Ein Ende des Verfalls ist nicht in Sicht

Im Islam werden Zinsen aus ökonomischer, sozialer und ethischer Sicht als schädlich für die Gesellschaft betrachtet. Zitat Qur´an 2:275: „Diejenigen, die Zins verschlingen, werden nicht anders aufstehen als jemand, den der Satan durch Wahnsinn hin und her schlägt. Dies wird sein, weil sie sagten, Verkaufen ist das gleiche wie Zinsnehmen. Doch hat Allah das Verkaufen erlaubt und Zinsnehmen verboten.“

So wie die Dinge laufen, muss mit einer Bruchlandung in der Wirtschaft auf Zahlungsausfälle, Konkursen türkischer Unternehmen und möglicherweise Bankzusammenbrüchen gerechnet werden. Die Lira stürzt in die Tiefe wie ein Selbstmörder von der Galata-Brücke. Die Auslandschulden der Türkei – und davon gibt es reichlich – steigen gleichzeitig in den Himmel wie eine türkische Mittelstrecken-Rakete vom Typ Gökdoğan .
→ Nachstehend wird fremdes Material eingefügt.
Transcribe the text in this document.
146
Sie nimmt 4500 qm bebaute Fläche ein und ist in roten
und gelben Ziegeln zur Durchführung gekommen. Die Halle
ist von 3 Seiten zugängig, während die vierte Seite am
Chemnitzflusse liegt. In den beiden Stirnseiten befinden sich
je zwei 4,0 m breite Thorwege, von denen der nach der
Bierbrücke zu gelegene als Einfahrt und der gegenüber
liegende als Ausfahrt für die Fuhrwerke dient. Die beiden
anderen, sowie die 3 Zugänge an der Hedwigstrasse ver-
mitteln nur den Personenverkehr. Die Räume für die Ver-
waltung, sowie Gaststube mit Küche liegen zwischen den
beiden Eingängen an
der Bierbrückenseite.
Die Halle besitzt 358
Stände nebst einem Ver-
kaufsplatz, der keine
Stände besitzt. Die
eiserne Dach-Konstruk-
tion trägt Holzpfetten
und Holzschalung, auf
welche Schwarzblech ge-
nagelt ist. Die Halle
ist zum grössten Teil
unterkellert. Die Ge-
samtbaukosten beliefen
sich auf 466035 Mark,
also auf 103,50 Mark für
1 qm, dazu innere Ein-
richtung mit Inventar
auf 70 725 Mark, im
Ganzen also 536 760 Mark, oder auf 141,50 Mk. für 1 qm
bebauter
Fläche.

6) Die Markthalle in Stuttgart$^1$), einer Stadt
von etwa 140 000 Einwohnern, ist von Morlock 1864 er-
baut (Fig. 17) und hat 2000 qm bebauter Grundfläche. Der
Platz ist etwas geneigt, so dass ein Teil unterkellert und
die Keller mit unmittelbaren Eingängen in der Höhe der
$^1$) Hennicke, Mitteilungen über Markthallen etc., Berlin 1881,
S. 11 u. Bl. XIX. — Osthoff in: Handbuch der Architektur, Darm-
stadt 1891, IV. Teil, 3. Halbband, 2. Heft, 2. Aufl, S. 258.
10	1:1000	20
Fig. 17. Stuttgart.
Die türkische Lira hat seit Jahresbeginn bis Stand heute Mittag beinahe die Hälfte Ihres Wertes eingebüßt – und ein Ende des Verfalls ist nicht in Sicht. Erdogan vermochte die Europäischen Regierungen zu erpressen und einzuschüchtern, aber vor den Gesetzmäßigkeiten der Kapitalmärkte muss er wohl kapitulieren. Zumal Donald Trump in die brennende Hütte am Freitag noch einen Brandbeschleuniger namens "Verdoppelte Zölle auf türkischen Stahl und Aluminium" warf. Die Frage, wer von den beiden den größeren roten Knopf hat, dürfte damit ebenfalls geklärt sein. 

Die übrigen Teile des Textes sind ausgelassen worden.